Eden Green raises $12M: Eden Green Technology landed $12 million in funding from undisclosed investors as part of a development deal that involves breaking ground on a new vertical farming greenhouse near its R&D greenhouse in Cleburne, Texas. Eden’s greenhouse-as-a-service model gives grocers the opportunity to vertically integrate their supply chains, but at the local level, Eddy Badrina, CEO of Eden Green Technology, said via email.

— Christine Hall

Health care

Clarify Health inks $115M: San Francisco-based Clarify Health, an enterprise analytics company providing insights to health care organizations, announced $115 million in Series C funding led by new investor Insight Partners. The company intends to use the new funds on technology development of its self-service health care analytics cloud and business applications. Clarify Health gathers government and commercial claims, electronic health records, prescription and social and behavioral data on more than 300 million patients then applies machine learning to provide insights on each patient’s health care journey.

— Christine Hall

M&A

Grand Rounds to merge with Doctor On Demand: Health care navigation company Grand Rounds announced Tuesday its intention to merge with telehealth platform Doctor On Demand. Terms of the deal were not disclosed. The companies say their merger would create the first-of-its-kind integrated virtual care company in the U.S.
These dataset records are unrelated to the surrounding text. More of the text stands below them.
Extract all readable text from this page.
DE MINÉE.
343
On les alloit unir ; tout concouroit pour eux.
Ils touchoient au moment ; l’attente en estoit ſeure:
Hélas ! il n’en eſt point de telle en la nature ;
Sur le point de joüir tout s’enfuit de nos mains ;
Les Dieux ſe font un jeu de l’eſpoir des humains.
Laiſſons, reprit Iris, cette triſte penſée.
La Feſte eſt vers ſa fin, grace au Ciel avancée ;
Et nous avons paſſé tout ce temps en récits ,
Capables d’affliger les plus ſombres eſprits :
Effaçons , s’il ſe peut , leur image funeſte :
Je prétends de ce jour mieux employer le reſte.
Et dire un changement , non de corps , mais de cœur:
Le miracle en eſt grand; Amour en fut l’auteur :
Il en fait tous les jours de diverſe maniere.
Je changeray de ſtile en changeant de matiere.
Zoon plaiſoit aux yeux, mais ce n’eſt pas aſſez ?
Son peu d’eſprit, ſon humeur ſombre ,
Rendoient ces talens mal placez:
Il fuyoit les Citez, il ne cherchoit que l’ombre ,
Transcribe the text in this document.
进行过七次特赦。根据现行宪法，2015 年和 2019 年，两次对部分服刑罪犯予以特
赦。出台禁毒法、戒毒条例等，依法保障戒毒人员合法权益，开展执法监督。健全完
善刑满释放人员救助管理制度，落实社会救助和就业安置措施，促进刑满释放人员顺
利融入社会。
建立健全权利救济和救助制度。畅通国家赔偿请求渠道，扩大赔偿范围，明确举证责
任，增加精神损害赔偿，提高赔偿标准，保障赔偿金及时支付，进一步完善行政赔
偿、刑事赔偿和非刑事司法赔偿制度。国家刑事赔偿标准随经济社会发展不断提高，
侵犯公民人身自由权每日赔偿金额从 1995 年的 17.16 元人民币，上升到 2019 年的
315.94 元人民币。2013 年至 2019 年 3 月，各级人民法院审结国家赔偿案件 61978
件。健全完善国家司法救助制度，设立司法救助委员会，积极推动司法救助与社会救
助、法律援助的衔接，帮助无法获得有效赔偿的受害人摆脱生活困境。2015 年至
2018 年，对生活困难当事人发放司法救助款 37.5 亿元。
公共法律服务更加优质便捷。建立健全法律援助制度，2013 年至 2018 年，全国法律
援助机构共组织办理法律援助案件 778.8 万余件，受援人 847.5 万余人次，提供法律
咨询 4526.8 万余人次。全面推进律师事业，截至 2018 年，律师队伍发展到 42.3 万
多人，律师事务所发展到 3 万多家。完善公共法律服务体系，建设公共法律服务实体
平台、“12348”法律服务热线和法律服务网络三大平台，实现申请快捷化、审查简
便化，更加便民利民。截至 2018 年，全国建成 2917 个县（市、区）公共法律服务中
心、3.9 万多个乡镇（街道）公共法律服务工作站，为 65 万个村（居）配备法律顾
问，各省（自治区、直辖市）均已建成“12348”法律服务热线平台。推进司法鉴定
Grand Rounds co-founder and CEO Owen Tripp will serve as CEO of the combined company, which will offer physical, behavioral, financial and administrative support to address the $300 billion problem of uncoordinated care in the U.S., according to the release. The transaction is expected to close in the first half of 2021. Since 2011, Grand Rounds has raised $272 million in known venture-backed capital, while Doctor On Demand has raised $235 million since its inception in 2012, according to Crunchbase data.